If your puppy is toy orientated, you will need to start with a toy of high value and a second lower value toy

  • Leave the low value toy on the floor, do not make any fuss about it, but let your puppy see what you are doing.
  • The toy should be positioned mid-way from where you will start your puppy’s recall and where you think you will be near the end of the recall, slightly on the side of the  line your puppy will be taking puppy so your puppy only sees it with his peripheral vision, but it is not too obvious.
  • Develop the desire to chase you before starting to recall your puppy by showing the toy.
  • Start the restrained recall game.

If your puppy is really focussed on you, it should come directly to you. This is exactly the behaviour we want. Make a fuss, play, and reward your puppy with the high value treat or toy.

If your puppy goes to the food bowl or low value treat instead then try continuing to run and calling your puppy to “Heel”. If this does not work, return to your puppy, and allow it to smell the tastier treat or see the high value toy you have (even play the swap game with the toys). As soon as your puppy shows some interest or desire, start running again. If your puppy now chooses to come to you, make a big fuss play with and reward your puppy with the high value treats or toy.

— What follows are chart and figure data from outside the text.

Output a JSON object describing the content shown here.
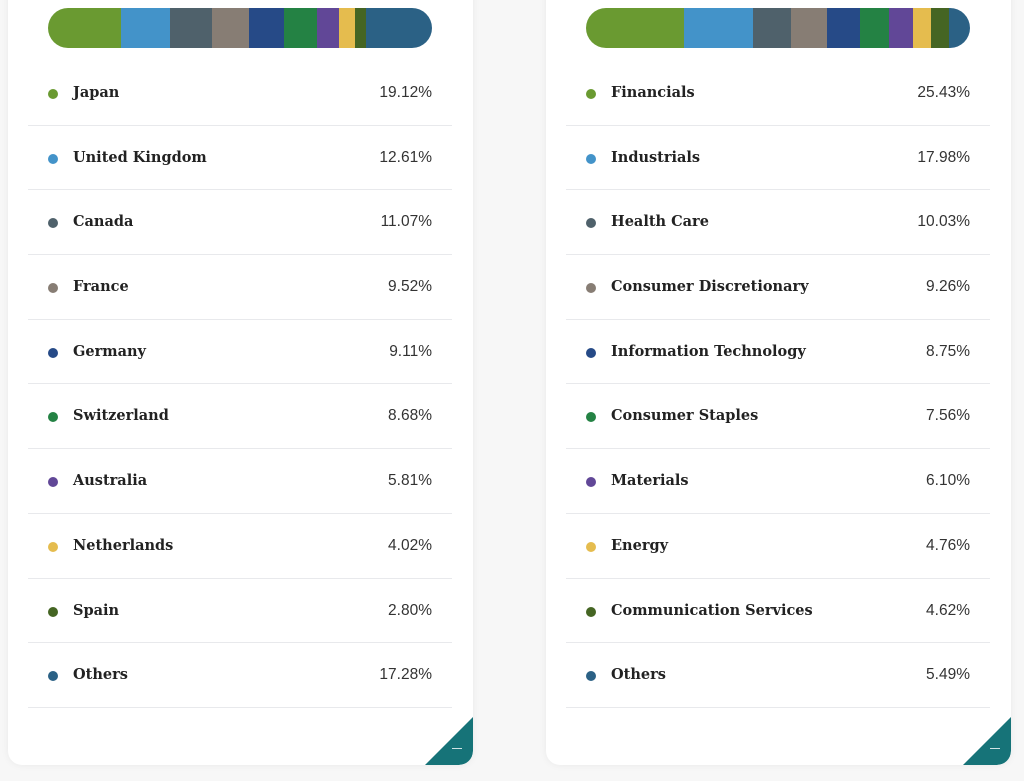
{
  "countries": {
    "items": [
      {
        "label": "Japan",
        "value": "19.12%",
        "pct": 19.12,
        "color": "#6a9a31"
      },
      {
        "label": "United Kingdom",
        "value": "12.61%",
        "pct": 12.61,
        "color": "#4393c9"
      },
      {
        "label": "Canada",
        "value": "11.07%",
        "pct": 11.07,
        "color": "#4f616b"
      },
      {
        "label": "France",
        "value": "9.52%",
        "pct": 9.52,
        "color": "#877d74"
      },
      {
        "label": "Germany",
        "value": "9.11%",
        "pct": 9.11,
        "color": "#264a87"
      },
      {
        "label": "Switzerland",
        "value": "8.68%",
        "pct": 8.68,
        "color": "#248244"
      },
      {
        "label": "Australia",
        "value": "5.81%",
        "pct": 5.81,
        "color": "#614797"
      },
      {
        "label": "Netherlands",
        "value": "4.02%",
        "pct": 4.02,
        "color": "#e5bc4e"
      },
      {
        "label": "Spain",
        "value": "2.80%",
        "pct": 2.8,
        "color": "#456523"
      },
      {
        "label": "Others",
        "value": "17.28%",
        "pct": 17.28,
        "color": "#2b6185"
      }
    ]
  },
  "sectors": {
    "items": [
      {
        "label": "Financials",
        "value": "25.43%",
        "pct": 25.43,
        "color": "#6a9a31"
      },
      {
        "label": "Industrials",
        "value": "17.98%",
        "pct": 17.98,
        "color": "#4393c9"
      },
      {
        "label": "Health Care",
        "value": "10.03%",
        "pct": 10.03,
        "color": "#4f616b"
      },
      {
        "label": "Consumer Discretionary",
        "value": "9.26%",
        "pct": 9.26,
        "color": "#877d74"
      },
      {
        "label": "Information Technology",
        "value": "8.75%",
        "pct": 8.75,
        "color": "#264a87"
      },
      {
        "label": "Consumer Staples",
        "value": "7.56%",
        "pct": 7.56,
        "color": "#248244"
      },
      {
        "label": "Materials",
        "value": "6.10%",
        "pct": 6.1,
        "color": "#614797"
      },
      {
        "label": "Energy",
        "value": "4.76%",
        "pct": 4.76,
        "color": "#e5bc4e"
      },
      {
        "label": "Communication Services",
        "value": "4.62%",
        "pct": 4.62,
        "color": "#456523"
      },
      {
        "label": "Others",
        "value": "5.49%",
        "pct": 5.49,
        "color": "#2b6185"
      }
    ]
  },
  "accent_color": "#167378"
}
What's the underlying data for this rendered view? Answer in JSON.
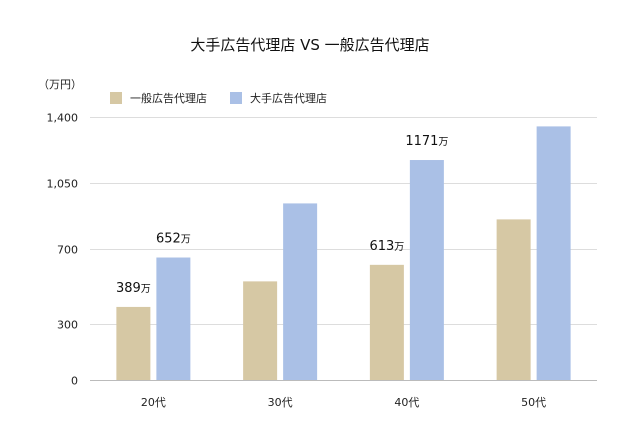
{
  "chart_data": {
    "type": "bar",
    "title": "大手広告代理店 VS 一般広告代理店",
    "unit_label": "（万円）",
    "ylim": [
      0,
      1400
    ],
    "yticks": [
      0,
      300,
      700,
      1050,
      1400
    ],
    "ytick_labels": [
      "0",
      "300",
      "700",
      "1,050",
      "1,400"
    ],
    "categories": [
      "20代",
      "30代",
      "40代",
      "50代"
    ],
    "grid": true,
    "legend_position": "top-left",
    "series": [
      {
        "name": "一般広告代理店",
        "color": "#d6c8a4",
        "values": [
          389,
          525,
          613,
          855
        ],
        "data_labels": [
          "389",
          null,
          "613",
          null
        ]
      },
      {
        "name": "大手広告代理店",
        "color": "#aac0e6",
        "values": [
          652,
          940,
          1171,
          1350
        ],
        "data_labels": [
          "652",
          null,
          "1171",
          null
        ]
      }
    ],
    "data_label_unit": "万"
  }
}
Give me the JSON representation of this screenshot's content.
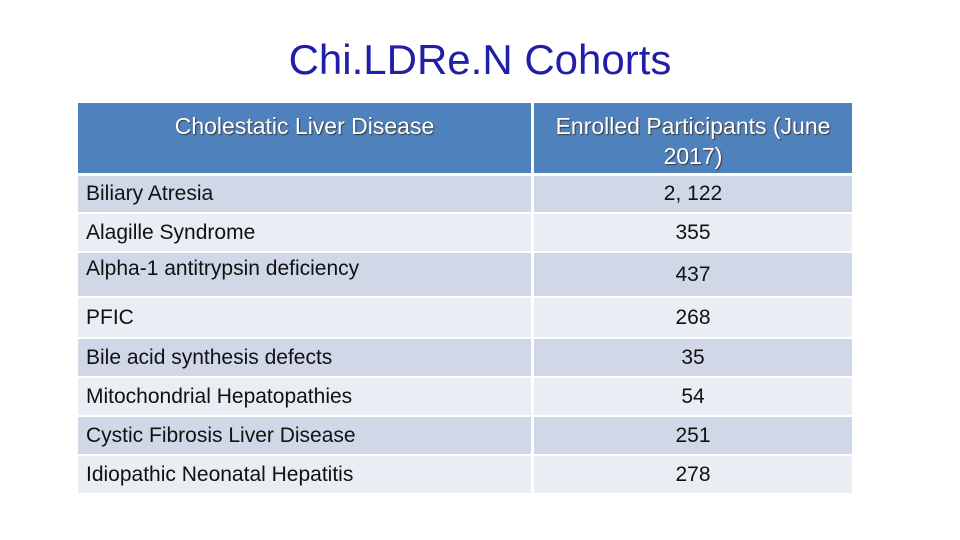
{
  "slide": {
    "title": "Chi.LDRe.N Cohorts"
  },
  "table": {
    "headers": {
      "disease": "Cholestatic Liver Disease",
      "participants": "Enrolled Participants (June 2017)"
    },
    "rows": [
      {
        "disease": "Biliary Atresia",
        "count": "2, 122"
      },
      {
        "disease": "Alagille Syndrome",
        "count": "355"
      },
      {
        "disease": "Alpha-1 antitrypsin deficiency",
        "count": "437"
      },
      {
        "disease": "PFIC",
        "count": "268"
      },
      {
        "disease": "Bile acid synthesis defects",
        "count": "35"
      },
      {
        "disease": "Mitochondrial Hepatopathies",
        "count": "54"
      },
      {
        "disease": "Cystic Fibrosis Liver Disease",
        "count": "251"
      },
      {
        "disease": "Idiopathic Neonatal Hepatitis",
        "count": "278"
      }
    ]
  },
  "colors": {
    "title": "#1f1fa8",
    "header_bg": "#4f81bd",
    "row_dark": "#d0d8e8",
    "row_light": "#e9edf4"
  }
}
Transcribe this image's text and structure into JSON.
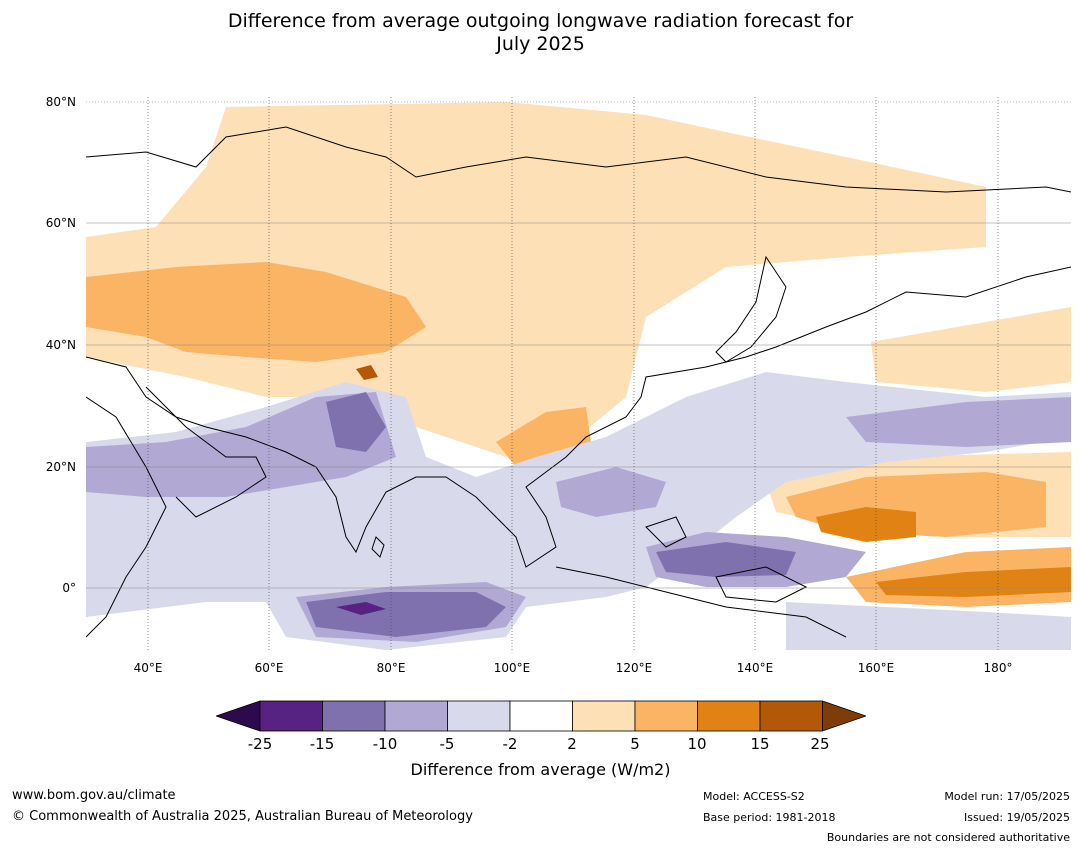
{
  "title_line1": "Difference from average outgoing longwave radiation forecast for",
  "title_line2": "July 2025",
  "lat_labels": [
    "80°N",
    "60°N",
    "40°N",
    "20°N",
    "0°"
  ],
  "lon_labels": [
    "40°E",
    "60°E",
    "80°E",
    "100°E",
    "120°E",
    "140°E",
    "160°E",
    "180°"
  ],
  "colorbar": {
    "ticks": [
      "-25",
      "-15",
      "-10",
      "-5",
      "-2",
      "2",
      "5",
      "10",
      "15",
      "25"
    ],
    "colors": [
      "#2d0a4e",
      "#582283",
      "#7f70ae",
      "#b1a9d3",
      "#d9d9ec",
      "#ffffff",
      "#fee0b6",
      "#fbb463",
      "#e08214",
      "#b35806",
      "#7f3b08"
    ],
    "label": "Difference from average (W/m2)"
  },
  "footer": {
    "url": "www.bom.gov.au/climate",
    "copyright": "© Commonwealth of Australia 2025, Australian Bureau of Meteorology",
    "model": "Model: ACCESS-S2",
    "base_period": "Base period: 1981-2018",
    "model_run": "Model run: 17/05/2025",
    "issued": "Issued: 19/05/2025",
    "disclaimer": "Boundaries are not considered authoritative"
  }
}
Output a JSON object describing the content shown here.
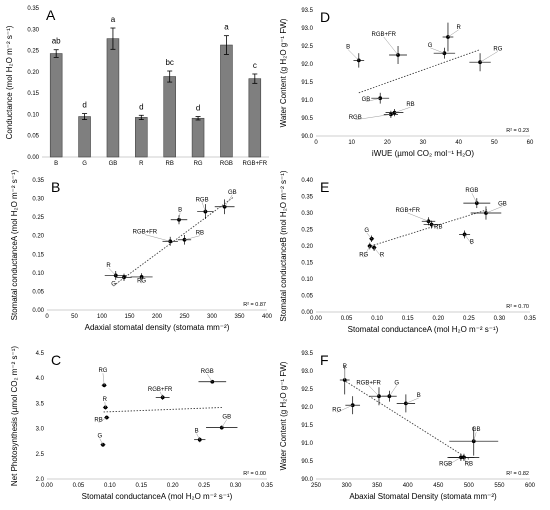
{
  "chart_data": [
    {
      "panel": "A",
      "type": "bar",
      "ylabel": "Conductance (mol H₂O m⁻² s⁻¹)",
      "ylim": [
        0,
        0.35
      ],
      "yticks": [
        0,
        0.05,
        0.1,
        0.15,
        0.2,
        0.25,
        0.3,
        0.35
      ],
      "categories": [
        "B",
        "G",
        "GB",
        "R",
        "RB",
        "RG",
        "RGB",
        "RGB+FR"
      ],
      "values": [
        0.243,
        0.095,
        0.278,
        0.093,
        0.189,
        0.091,
        0.263,
        0.184
      ],
      "errors": [
        0.009,
        0.007,
        0.025,
        0.005,
        0.013,
        0.004,
        0.022,
        0.011
      ],
      "letters": [
        "ab",
        "d",
        "a",
        "d",
        "bc",
        "d",
        "a",
        "c"
      ]
    },
    {
      "panel": "B",
      "type": "scatter",
      "xlabel": "Adaxial stomatal density (stomata mm⁻²)",
      "ylabel": "Stomatal conductanceA (mol H₂O m⁻² s⁻¹)",
      "xlim": [
        0,
        400
      ],
      "ylim": [
        0,
        0.35
      ],
      "xticks": [
        0,
        50,
        100,
        150,
        200,
        250,
        300,
        350,
        400
      ],
      "yticks": [
        0,
        0.05,
        0.1,
        0.15,
        0.2,
        0.25,
        0.3,
        0.35
      ],
      "r2": "R² = 0.87",
      "trend": [
        [
          125,
          0.07
        ],
        [
          340,
          0.305
        ]
      ],
      "points": [
        {
          "label": "R",
          "x": 125,
          "y": 0.093,
          "xerr": 20,
          "yerr": 0.012,
          "lx": 112,
          "ly": 0.113
        },
        {
          "label": "G",
          "x": 140,
          "y": 0.088,
          "xerr": 14,
          "yerr": 0.01,
          "lx": 121,
          "ly": 0.063
        },
        {
          "label": "RG",
          "x": 172,
          "y": 0.089,
          "xerr": 20,
          "yerr": 0.01,
          "lx": 172,
          "ly": 0.072
        },
        {
          "label": "B",
          "x": 240,
          "y": 0.243,
          "xerr": 15,
          "yerr": 0.012,
          "lx": 242,
          "ly": 0.262
        },
        {
          "label": "RGB",
          "x": 288,
          "y": 0.265,
          "xerr": 15,
          "yerr": 0.02,
          "lx": 282,
          "ly": 0.29
        },
        {
          "label": "GB",
          "x": 323,
          "y": 0.278,
          "xerr": 18,
          "yerr": 0.02,
          "lx": 337,
          "ly": 0.31
        },
        {
          "label": "RGB+FR",
          "x": 224,
          "y": 0.185,
          "xerr": 14,
          "yerr": 0.012,
          "lx": 178,
          "ly": 0.203
        },
        {
          "label": "RB",
          "x": 250,
          "y": 0.189,
          "xerr": 12,
          "yerr": 0.013,
          "lx": 278,
          "ly": 0.2
        }
      ]
    },
    {
      "panel": "C",
      "type": "scatter",
      "xlabel": "Stomatal conductanceA (mol H₂O m⁻² s⁻¹)",
      "ylabel": "Net Photosynthesis (µmol CO₂ m⁻² s⁻¹)",
      "xlim": [
        0,
        0.35
      ],
      "ylim": [
        2,
        4.5
      ],
      "xticks": [
        0,
        0.05,
        0.1,
        0.15,
        0.2,
        0.25,
        0.3,
        0.35
      ],
      "yticks": [
        2,
        2.5,
        3,
        3.5,
        4,
        4.5
      ],
      "r2": "R² = 0.00",
      "trend": [
        [
          0.09,
          3.33
        ],
        [
          0.28,
          3.42
        ]
      ],
      "points": [
        {
          "label": "RG",
          "x": 0.091,
          "y": 3.86,
          "xerr": 0.004,
          "yerr": 0.04,
          "lx": 0.089,
          "ly": 4.1
        },
        {
          "label": "R",
          "x": 0.093,
          "y": 3.42,
          "xerr": 0.004,
          "yerr": 0.04,
          "lx": 0.092,
          "ly": 3.53
        },
        {
          "label": "RB",
          "x": 0.095,
          "y": 3.22,
          "xerr": 0.004,
          "yerr": 0.04,
          "lx": 0.082,
          "ly": 3.12
        },
        {
          "label": "G",
          "x": 0.089,
          "y": 2.68,
          "xerr": 0.004,
          "yerr": 0.04,
          "lx": 0.084,
          "ly": 2.8
        },
        {
          "label": "RGB+FR",
          "x": 0.184,
          "y": 3.62,
          "xerr": 0.011,
          "yerr": 0.05,
          "lx": 0.18,
          "ly": 3.73
        },
        {
          "label": "RGB",
          "x": 0.263,
          "y": 3.93,
          "xerr": 0.022,
          "yerr": 0.03,
          "lx": 0.255,
          "ly": 4.08
        },
        {
          "label": "B",
          "x": 0.243,
          "y": 2.78,
          "xerr": 0.009,
          "yerr": 0.05,
          "lx": 0.238,
          "ly": 2.9
        },
        {
          "label": "GB",
          "x": 0.278,
          "y": 3.02,
          "xerr": 0.025,
          "yerr": 0.04,
          "lx": 0.286,
          "ly": 3.18
        }
      ]
    },
    {
      "panel": "D",
      "type": "scatter",
      "xlabel": "iWUE (µmol CO₂ mol⁻¹ H₂O)",
      "ylabel": "Water Content (g H₂O g⁻¹ FW)",
      "xlim": [
        0,
        60
      ],
      "ylim": [
        90,
        93.5
      ],
      "xticks": [
        0,
        10,
        20,
        30,
        40,
        50,
        60
      ],
      "yticks": [
        90,
        90.5,
        91,
        91.5,
        92,
        92.5,
        93,
        93.5
      ],
      "r2": "R² = 0.23",
      "trend": [
        [
          12,
          91.2
        ],
        [
          46,
          92.4
        ]
      ],
      "points": [
        {
          "label": "B",
          "x": 12,
          "y": 92.1,
          "xerr": 1.5,
          "yerr": 0.2,
          "lx": 9,
          "ly": 92.4
        },
        {
          "label": "RGB+FR",
          "x": 23,
          "y": 92.25,
          "xerr": 2.5,
          "yerr": 0.25,
          "lx": 19,
          "ly": 92.75
        },
        {
          "label": "R",
          "x": 37,
          "y": 92.75,
          "xerr": 1.5,
          "yerr": 0.4,
          "lx": 40,
          "ly": 92.95
        },
        {
          "label": "G",
          "x": 36,
          "y": 92.3,
          "xerr": 3,
          "yerr": 0.15,
          "lx": 32,
          "ly": 92.45
        },
        {
          "label": "RG",
          "x": 46,
          "y": 92.05,
          "xerr": 3,
          "yerr": 0.25,
          "lx": 51,
          "ly": 92.35
        },
        {
          "label": "GB",
          "x": 18,
          "y": 91.05,
          "xerr": 2.5,
          "yerr": 0.15,
          "lx": 14,
          "ly": 90.95
        },
        {
          "label": "RB",
          "x": 22,
          "y": 90.65,
          "xerr": 2.5,
          "yerr": 0.1,
          "lx": 26.5,
          "ly": 90.8
        },
        {
          "label": "RGB",
          "x": 21,
          "y": 90.6,
          "xerr": 2,
          "yerr": 0.1,
          "lx": 11,
          "ly": 90.45
        }
      ]
    },
    {
      "panel": "E",
      "type": "scatter",
      "xlabel": "Stomatal conductanceA (mol H₂O m⁻² s⁻¹)",
      "ylabel": "Stomatal conductanceB (mol H₂O m⁻² s⁻¹)",
      "xlim": [
        0,
        0.35
      ],
      "ylim": [
        0,
        0.4
      ],
      "xticks": [
        0,
        0.05,
        0.1,
        0.15,
        0.2,
        0.25,
        0.3,
        0.35
      ],
      "yticks": [
        0,
        0.05,
        0.1,
        0.15,
        0.2,
        0.25,
        0.3,
        0.35,
        0.4
      ],
      "r2": "R² = 0.70",
      "trend": [
        [
          0.09,
          0.2
        ],
        [
          0.28,
          0.31
        ]
      ],
      "points": [
        {
          "label": "G",
          "x": 0.091,
          "y": 0.222,
          "xerr": 0.004,
          "yerr": 0.01,
          "lx": 0.083,
          "ly": 0.24
        },
        {
          "label": "RG",
          "x": 0.088,
          "y": 0.2,
          "xerr": 0.004,
          "yerr": 0.01,
          "lx": 0.078,
          "ly": 0.165
        },
        {
          "label": "R",
          "x": 0.095,
          "y": 0.195,
          "xerr": 0.004,
          "yerr": 0.01,
          "lx": 0.108,
          "ly": 0.165
        },
        {
          "label": "RGB+FR",
          "x": 0.184,
          "y": 0.275,
          "xerr": 0.011,
          "yerr": 0.012,
          "lx": 0.15,
          "ly": 0.3
        },
        {
          "label": "RB",
          "x": 0.189,
          "y": 0.265,
          "xerr": 0.013,
          "yerr": 0.012,
          "lx": 0.2,
          "ly": 0.25
        },
        {
          "label": "RGB",
          "x": 0.263,
          "y": 0.33,
          "xerr": 0.022,
          "yerr": 0.015,
          "lx": 0.255,
          "ly": 0.36
        },
        {
          "label": "GB",
          "x": 0.278,
          "y": 0.3,
          "xerr": 0.025,
          "yerr": 0.02,
          "lx": 0.305,
          "ly": 0.32
        },
        {
          "label": "B",
          "x": 0.243,
          "y": 0.235,
          "xerr": 0.009,
          "yerr": 0.012,
          "lx": 0.255,
          "ly": 0.205
        }
      ]
    },
    {
      "panel": "F",
      "type": "scatter",
      "xlabel": "Abaxial Stomatal Density (stomata mm⁻²)",
      "ylabel": "Water Content (g H₂O g⁻¹ FW)",
      "xlim": [
        250,
        600
      ],
      "ylim": [
        90,
        93.5
      ],
      "xticks": [
        250,
        300,
        350,
        400,
        450,
        500,
        550,
        600
      ],
      "yticks": [
        90,
        90.5,
        91,
        91.5,
        92,
        92.5,
        93,
        93.5
      ],
      "r2": "R² = 0.82",
      "trend": [
        [
          295,
          92.75
        ],
        [
          500,
          90.55
        ]
      ],
      "points": [
        {
          "label": "R",
          "x": 297,
          "y": 92.75,
          "xerr": 8,
          "yerr": 0.4,
          "lx": 297,
          "ly": 93.05
        },
        {
          "label": "RG",
          "x": 310,
          "y": 92.05,
          "xerr": 12,
          "yerr": 0.25,
          "lx": 284,
          "ly": 91.85
        },
        {
          "label": "RGB+FR",
          "x": 353,
          "y": 92.3,
          "xerr": 15,
          "yerr": 0.25,
          "lx": 336,
          "ly": 92.6
        },
        {
          "label": "G",
          "x": 370,
          "y": 92.3,
          "xerr": 12,
          "yerr": 0.15,
          "lx": 382,
          "ly": 92.6
        },
        {
          "label": "B",
          "x": 397,
          "y": 92.1,
          "xerr": 15,
          "yerr": 0.25,
          "lx": 418,
          "ly": 92.25
        },
        {
          "label": "GB",
          "x": 508,
          "y": 91.05,
          "xerr": 40,
          "yerr": 0.4,
          "lx": 512,
          "ly": 91.3
        },
        {
          "label": "RGB",
          "x": 487,
          "y": 90.6,
          "xerr": 22,
          "yerr": 0.1,
          "lx": 462,
          "ly": 90.35
        },
        {
          "label": "RB",
          "x": 492,
          "y": 90.6,
          "xerr": 25,
          "yerr": 0.1,
          "lx": 500,
          "ly": 90.35
        }
      ]
    }
  ]
}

If the game is too easy for your puppy, start to make it harder. This can be done by:

  • Having some food / toys positioned each side of the line your puppy will take to get to you.
  • Increasing the number of food bowls or toys (you can mix both by the way)
  • Positioning one or more distractions directly on what you think will be the path your puppy will take.
  • Introducing a moving distraction. There will obviously need to be two people to do this. The distraction item could simply be a piece of rope that is being shaken.

Let’s wait with Distractions

This game is a continuation of last week’s exercise.

This week you should try to increase the distance between you and the mat or raised bed and test your puppy’s understanding of what you are asking it to do.

The first test is to see how far can you move away without your puppy leaving the mat?

The challenges for this week are done whilst you are at your furthest away from your puppy:

  • Can you move your feet around?
  • Can you move your arms up and down?
  • Can you turn through 360 degrees?
  • And finally, can you move away from your puppy whilst turning your back to it and not maintaining eye contact?

The aim is to achieve all of these without your puppy moving before you return and reward on the mat.